YouTube / Łączy Nas Piłka / Na zdjęciu: Czesław Michniewicz
YouTube / Łączy Nas Piłka / Na zdjęciu: Czesław Michniewicz

Czesław Michniewicz będzie jednym z niewielu polskich trenerów pracujących za granicą. Były selekcjoner trafił do Arabii Saudyjskiej. – Widzieliśmy, jak świetną pracę wykonał na mistrzostwach świata – mówi nam Fahad Almofareh, wiceprezes Abhy.

Jak wiadomo, po Czesława Michniewicza sięgnął 12. klub 16-zespołowej saudyjskiej ekstraklasy. Abha Club awansował na najwyższy poziom tamtejszych rozgrywek cztery lata temu.

O tym, co to za miejsce, czego może się tam spodziewać Czesław Michniewicz, również jeśli chodzi o sprawy pozasportowe, rozmawialiśmy z saudyjskim dziennikarzem Abdulmohsenem Algabbanim. Wywiad można przeczytać TUTAJ.

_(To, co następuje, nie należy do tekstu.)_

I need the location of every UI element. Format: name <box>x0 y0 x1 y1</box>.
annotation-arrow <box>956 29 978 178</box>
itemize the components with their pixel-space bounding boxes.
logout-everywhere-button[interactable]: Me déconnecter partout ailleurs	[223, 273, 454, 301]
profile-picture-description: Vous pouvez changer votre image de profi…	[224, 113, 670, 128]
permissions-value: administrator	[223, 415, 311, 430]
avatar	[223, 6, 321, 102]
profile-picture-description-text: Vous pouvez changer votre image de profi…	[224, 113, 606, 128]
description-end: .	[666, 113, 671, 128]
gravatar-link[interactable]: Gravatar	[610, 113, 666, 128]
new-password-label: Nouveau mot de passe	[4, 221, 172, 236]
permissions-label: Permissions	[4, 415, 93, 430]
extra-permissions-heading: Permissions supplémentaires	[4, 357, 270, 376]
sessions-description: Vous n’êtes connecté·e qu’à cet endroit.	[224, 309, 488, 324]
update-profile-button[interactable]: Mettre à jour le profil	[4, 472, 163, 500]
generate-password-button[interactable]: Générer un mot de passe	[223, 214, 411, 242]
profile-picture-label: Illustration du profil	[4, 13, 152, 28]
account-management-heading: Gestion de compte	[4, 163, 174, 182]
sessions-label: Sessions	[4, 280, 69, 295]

A co w samym klubie mówią o ściągnięciu Michniewicza? Dlaczego właśnie on? Na te pytania odpowiedział nam Fahad Almofareh, wiceprezes klubu, nadzorujący funkcjonowanie pierwszego zespołu.

Pokazał się w Katarze

– Cała społeczność Abhy, mówię tu zarówno o kibicach, jak i działaczach, jest bardzo zadowolona z tego, że udało nam się podpisać kontrakt z trenerem Michniewiczem. A dlaczego właśnie on? Nie ma co ukrywać, że jednym z głównych powodów było to, że widzieliśmy, jak świetną pracę wykonał na mistrzostwach świata w Katarze – wyjaśnia saudyjski działacz.

Zdaniem Almofareha, Michniewicz to nie tylko plus dla samej Abhy. – Myślę, że jego obecność to też dobra wiadomość dla całej ligi saudyjskiej. Bo jeszcze raz powtórzę: mówimy o szkoleniowcu, który bardzo dobrze wypadł w finałach mistrzostw świata.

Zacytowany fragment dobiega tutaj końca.